Tracking obesity

Data suggest the trend is leveling off

The nonstop rise in childhood obesity in the United States is showing the first signs of slackening since the trend took hold more than two decades ago, a new study finds. While promising, the findings also confirm the unsettling reality that one-third of U.S. children remain overweight or obese and face a heightened risk of medical problems as a result.

The Centers for Disease Control and Prevention made the new determination based on health exam data from 8,165 children ages 2 to 19. The researchers found no significant change in the percentage of overweight or obese kids during the years 1999 to 2006. The analysis appears in the May 28 Journal of the American Medical Association.

“We’ve had 25 years of overwhelmingly bad news about childhood obesity,” says David Ludwig, a pediatric endocrinologist at HarvardMedicalSchool and Children’s Hospital in Boston. “This study provides the first glimmer of hope, but it’s too soon to tell whether the data present a true plateau of obesity rates or just a temporary lull.”

While experts have debated the definition of what constitutes an overweight or obese child, a panel of scientists that convened last year identified obese children as those in the 95th percentile or higher for weight when compared with the standard child’s growth chart, established in the 1960s. Kids in the 85th to 94th percentile are overweight, the panel decided. The new study finds no significant change in the percentage of children in these very ranges.

Meanwhile, the historical picture shows how far the obesity epidemic has gone.

Using the 95th percentile as a definition of obesity, such children included 5 percent of all kids in the 1960s. Now they account for 16 percent, says study coauthor Cynthia Ogden, an epidemiologist at the CDC’s NationalCenter for Health Statistics in Hyattsville, Md. And while kids considered to be overweight — the 85th to 94th percentile group — accounted for 10 percent of all children in the 1960s, they now are now 16 percent of the whole, she says.

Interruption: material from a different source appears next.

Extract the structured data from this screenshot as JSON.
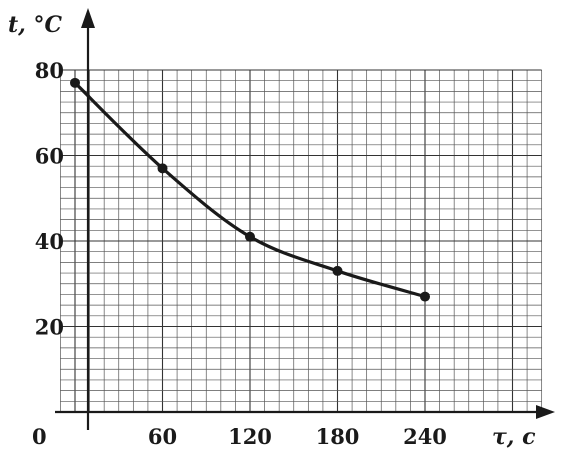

Ogden and her colleagues used body mass index, a calculation of weight in relationship to height, in making their weight measurements. While BMI can be inexact — it doesn’t measure actual body fat, after all — it is pretty good at spotting people who are clearly obese or overweight, she says.

While the findings don’t represent an improvement in the obesity rate, “this is certainly not bad news,” Ogden says. “We can be cautiously optimistic that it’s leveling off.”

Nevertheless, the problem seems to be lingering, says Terry Huang, a public health scientist at the National Institute of Child Health and Human Development in Rockville, Md. “What struck me is that the prevalence level has stayed consistently very high,” says Huang, an obesity researcher who was not involved with this study. “One-third of children — this is a large segment of the population.”

The effects of these added pounds show up in more high blood pressure and increased rates of type 2 diabetes in adolescents. Later, excess weight also increases the risk of heart disease and other problems.

“Without substantial declines in obesity prevalence,” Ludwig says, “the toll of this epidemic will continue to mount because it can take many years for those children to develop weight-related complications.”